No distinguía elle entre la ficción y la realidad, entre lo real y lo simulado porque tanto lo uno como lo otro salía de aquella misma pantalla en blanco y negro. No llegó a conocer la vieja Soledad, La Sole, el progreso del diabólico aparato, cuando empezó a emitir en color y en numerosos canales tanto públicos como privados, todos iguales al fin y a la postre, ni tampoco la Tecnología Digital Terrestre, que vino muchísimo después, ni tampoco los teléfonos inalámbricos que incluían una pantalla como la del televisor pero muchísimo más pequeña..., pero su primera impresión, sin embargo, le quedó a aquel niño que era yo grabada, muy nítida. Aquella caja no era tan tonta como parecía a simple vista; no informaba de la realidad, sino que la creaba y configuraba para que viviéramos esa simulación que nos metían, como el nodo, el noticiario del domingo, del Ideal Cinema, en el corazón de aquellos pisos de protección oficial.

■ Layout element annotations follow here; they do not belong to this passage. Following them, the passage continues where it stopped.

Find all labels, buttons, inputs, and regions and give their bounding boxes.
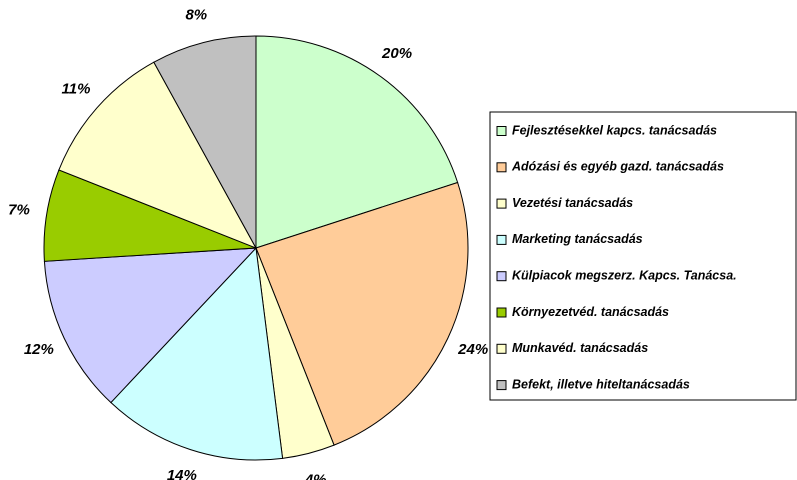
legend-label: Munkavéd. tanácsadás [512,341,648,355]
slice-label: 4% [304,471,327,480]
slice-label: 14% [167,467,197,480]
legend-label: Külpiacok megszerz. Kapcs. Tanácsa. [512,268,737,282]
legend-swatch [496,162,507,173]
slice-label: 7% [8,201,30,218]
legend-label: Fejlesztésekkel kapcs. tanácsadás [512,123,717,137]
legend-box [489,111,797,401]
pie-slice [110,246,284,461]
legend-swatch [496,307,507,318]
legend-swatch [496,343,507,354]
pie-slice [153,35,257,249]
legend-label: Marketing tanácsadás [512,232,643,246]
slice-label: 12% [24,341,54,358]
legend-swatch [496,380,507,391]
legend-swatch [496,271,507,282]
pie-slice [255,181,469,446]
legend-swatch [496,198,507,209]
slice-label: 11% [62,80,91,97]
pie-slice [43,247,258,404]
slice-label: 8% [185,7,207,24]
pie-slice [58,61,258,249]
legend-label: Adózási és egyéb gazd. tanácsadás [511,160,724,174]
pie-slice [255,35,459,249]
slice-label: 20% [381,45,412,62]
legend-swatch [496,234,507,245]
slice-label: 24% [457,341,488,358]
legend-label: Vezetési tanácsadás [512,196,633,210]
legend-swatch [496,126,507,136]
legend-label: Befekt, illetve hiteltanácsadás [512,377,690,391]
legend-label: Környezetvéd. tanácsadás [512,305,669,319]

No conoció la vieja Sole, Dios la libró de ello, todo lo que vino después, que, como diría mi difunto padre, era innecesario porque se podía vivir muy bien sin ello -y toda la vida de Dios, de hecho, se había vivido sin ello hasta entonces-: las redes sociales con sus identidades virtuales, ni el mundo digital donde la línea que separa lo auténtico y verdadero de lo que no lo es se vuelve cada vez más borrosa y más difuminada. A ella las plataformas actuales, que no solo no reflejan la vida de las personas, sino que la reinventan y la falsean, no sé lo que le hubieran parecido, pero seguiría, con razón, empeñada en que la estaban engañando, espiando, robándole la vida y distrayendo su atención, y metiendo por los ojos una realidad que no vamos a decir que no exista -existe, por el contrario, y mucho más de lo que quisiéramos- pero que no deja de ser una cochina mentira, un mundo figurado y paralelo: un mundo para lelos como éramos nosotros.

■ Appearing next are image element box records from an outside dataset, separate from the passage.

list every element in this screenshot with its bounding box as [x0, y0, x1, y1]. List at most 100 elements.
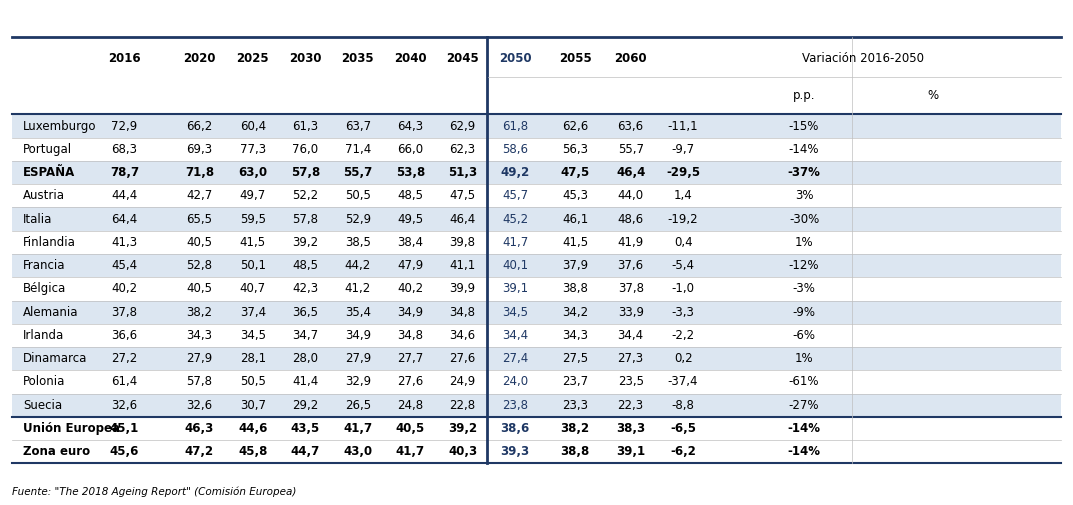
Text: 34,2: 34,2 — [562, 306, 588, 319]
Text: 59,5: 59,5 — [240, 213, 266, 226]
Text: 38,4: 38,4 — [397, 236, 423, 249]
Text: 27,2: 27,2 — [112, 352, 137, 365]
Text: 39,8: 39,8 — [450, 236, 475, 249]
Text: 61,8: 61,8 — [502, 120, 528, 132]
Text: 50,5: 50,5 — [240, 376, 266, 388]
Text: 52,8: 52,8 — [187, 259, 212, 272]
Text: -2,2: -2,2 — [672, 329, 694, 342]
Text: 44,6: 44,6 — [238, 422, 267, 435]
Text: 60,4: 60,4 — [240, 120, 266, 132]
Text: Suecia: Suecia — [23, 399, 62, 412]
Text: 40,3: 40,3 — [449, 445, 477, 459]
Text: Portugal: Portugal — [23, 143, 72, 156]
Text: Irlanda: Irlanda — [23, 329, 64, 342]
Text: 62,6: 62,6 — [562, 120, 588, 132]
Text: 23,8: 23,8 — [502, 399, 528, 412]
Text: 0,2: 0,2 — [674, 352, 692, 365]
Text: 51,3: 51,3 — [449, 166, 477, 179]
Text: 27,6: 27,6 — [450, 352, 475, 365]
Text: 49,5: 49,5 — [397, 213, 423, 226]
Text: 52,2: 52,2 — [292, 189, 319, 203]
Text: 27,4: 27,4 — [502, 352, 528, 365]
Text: 41,4: 41,4 — [292, 376, 319, 388]
Text: 66,0: 66,0 — [397, 143, 423, 156]
Text: Luxemburgo: Luxemburgo — [23, 120, 97, 132]
Text: 24,9: 24,9 — [450, 376, 475, 388]
Text: 34,5: 34,5 — [240, 329, 266, 342]
Text: 68,3: 68,3 — [112, 143, 137, 156]
Text: 34,4: 34,4 — [618, 329, 644, 342]
Text: 46,1: 46,1 — [562, 213, 588, 226]
Text: 37,9: 37,9 — [562, 259, 588, 272]
Text: p.p.: p.p. — [793, 89, 815, 102]
Bar — [12, 208, 1061, 231]
Text: -6,5: -6,5 — [671, 422, 696, 435]
Text: 55,7: 55,7 — [618, 143, 644, 156]
Text: 42,7: 42,7 — [187, 189, 212, 203]
Text: 49,2: 49,2 — [500, 166, 530, 179]
Text: 2060: 2060 — [615, 52, 647, 65]
Text: 45,2: 45,2 — [502, 213, 528, 226]
Text: 45,6: 45,6 — [109, 445, 139, 459]
Text: 26,5: 26,5 — [344, 399, 371, 412]
Text: 40,5: 40,5 — [396, 422, 425, 435]
Text: 37,8: 37,8 — [618, 282, 644, 295]
Text: 24,0: 24,0 — [502, 376, 528, 388]
Text: -9%: -9% — [793, 306, 815, 319]
Text: 50,5: 50,5 — [344, 189, 370, 203]
Text: -61%: -61% — [789, 376, 820, 388]
Text: 47,5: 47,5 — [560, 166, 590, 179]
Text: 41,5: 41,5 — [240, 236, 266, 249]
Text: 2020: 2020 — [183, 52, 216, 65]
Text: 1%: 1% — [795, 352, 813, 365]
Text: 44,4: 44,4 — [112, 189, 137, 203]
Bar — [12, 254, 1061, 277]
Text: 33,9: 33,9 — [618, 306, 644, 319]
Text: Unión Europea: Unión Europea — [23, 422, 120, 435]
Bar — [12, 347, 1061, 370]
Text: 3%: 3% — [795, 189, 813, 203]
Text: 46,4: 46,4 — [450, 213, 475, 226]
Text: 47,2: 47,2 — [185, 445, 214, 459]
Bar — [12, 393, 1061, 417]
Text: 32,6: 32,6 — [187, 399, 212, 412]
Text: 1%: 1% — [795, 236, 813, 249]
Text: 40,7: 40,7 — [240, 282, 266, 295]
Text: 57,8: 57,8 — [187, 376, 212, 388]
Text: 57,8: 57,8 — [291, 166, 320, 179]
Text: 34,9: 34,9 — [344, 329, 371, 342]
Text: Italia: Italia — [23, 213, 53, 226]
Text: 48,5: 48,5 — [397, 189, 423, 203]
Text: 65,5: 65,5 — [187, 213, 212, 226]
Text: 38,2: 38,2 — [560, 422, 589, 435]
Text: 41,7: 41,7 — [502, 236, 528, 249]
Text: 40,1: 40,1 — [502, 259, 528, 272]
Text: -8,8: -8,8 — [672, 399, 694, 412]
Text: 40,2: 40,2 — [397, 282, 423, 295]
Text: 1,4: 1,4 — [674, 189, 692, 203]
Text: Alemania: Alemania — [23, 306, 78, 319]
Text: 34,3: 34,3 — [187, 329, 212, 342]
Text: Finlandia: Finlandia — [23, 236, 76, 249]
Text: 27,3: 27,3 — [618, 352, 644, 365]
Text: 39,3: 39,3 — [500, 445, 530, 459]
Text: -29,5: -29,5 — [666, 166, 701, 179]
Text: -6,2: -6,2 — [671, 445, 696, 459]
Text: -27%: -27% — [789, 399, 820, 412]
Text: 76,0: 76,0 — [292, 143, 319, 156]
Text: 27,9: 27,9 — [187, 352, 212, 365]
Text: 47,5: 47,5 — [450, 189, 475, 203]
Text: 23,7: 23,7 — [562, 376, 588, 388]
Text: 44,0: 44,0 — [618, 189, 644, 203]
Text: 48,5: 48,5 — [292, 259, 319, 272]
Text: -14%: -14% — [788, 445, 821, 459]
Text: 39,1: 39,1 — [616, 445, 645, 459]
Text: 2050: 2050 — [499, 52, 531, 65]
Text: -3%: -3% — [793, 282, 815, 295]
Text: 27,6: 27,6 — [397, 376, 424, 388]
Bar — [12, 300, 1061, 324]
Text: 41,2: 41,2 — [344, 282, 371, 295]
Text: 49,7: 49,7 — [239, 189, 266, 203]
Text: -6%: -6% — [793, 329, 815, 342]
Text: 62,9: 62,9 — [450, 120, 475, 132]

A su modo aquella vieja, que vivió la restauración borbónica y la república, y otra vez la dictadura, y la restauración monárquica y la transición democrática, medio analfabeta como era, había intuido que cuando ya no podemos distinguir entre lo real y lo simulado, nos limitamos a consumir imágenes y signos que nos distraen de las cosas de verdad, y que, en cuanto a los cambios de régimen, ella, que había vivido tantos, como solía decir, lo tenía probado y comprobado: "Son los mismos perros con collares diferentes".
Mi madre también dice lo de los perros y los collares. Me ha gustado. Por cierto, tenía un poemario preparado desde hace tiempo, había elegido un poema para agradecer la ayuda que prestas sin saberlo, pero me dije: no, le voy a hacer uno específico para él y te lo he hecho, Anarquía se titula para más señas y lo añadí al libro. Lo estoy mandando a pristigiosos certámenes y a editoriales pero no sé si se publicará.
ResponderEliminarGracias, Guante, pero no merezco tanto honor.